The FastAPI middleware automatically flushes after the response is produced, executing as a background task before the framework yields the ASGI thread.

Manual Flush (AWS Lambda)

def handler(event, context):
    try:
        result = process_event(event)
        return {"statusCode": 200, "body": json.dumps(result)}
    finally:
        # Note: AWS Lambda runtime requires a synchronous flush
        njira.flush_sync(timeout_ms=2000)

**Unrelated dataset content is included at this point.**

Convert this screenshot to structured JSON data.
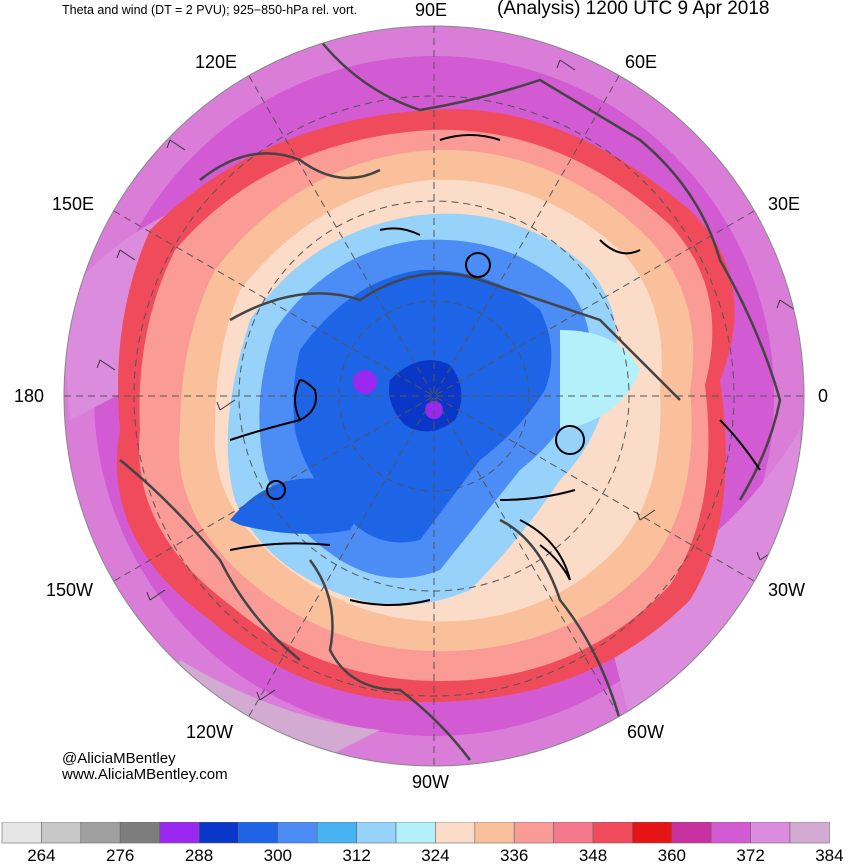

Buffer & Timeout Configuration

Variable Description Default
NJIRA_BUFFER_SIZE Max events before auto-flush 100
NJIRA_FLUSH_INTERVAL_MS Auto-flush interval 5000

Triage: Traces are missing in production

If your application works locally but traces disappear when deployed to the cloud, run through this triage flow:

  1. Verify Flush Placement: Ensure flush() is truly the last SDK operation executed. If you log a trace.event() after flushing, it will sit in the buffer and be destroyed.
  2. Check for Timeout Silencing: Set your timeoutMs to 2000 and check your cloud provider logs (Cloudwatch / Vercel Logs). If you see Njira Flush Timeout warnings, the network connection from your worker to the Njira endpoint is excessively slow or blocked by a VPC firewall.
  3. Inspect the Finally Block: Ensure the flush resides in a finally block. If your agent throws an exception, the handler might return a 500 early, bypassing a flush invocation placed at the bottom of the function.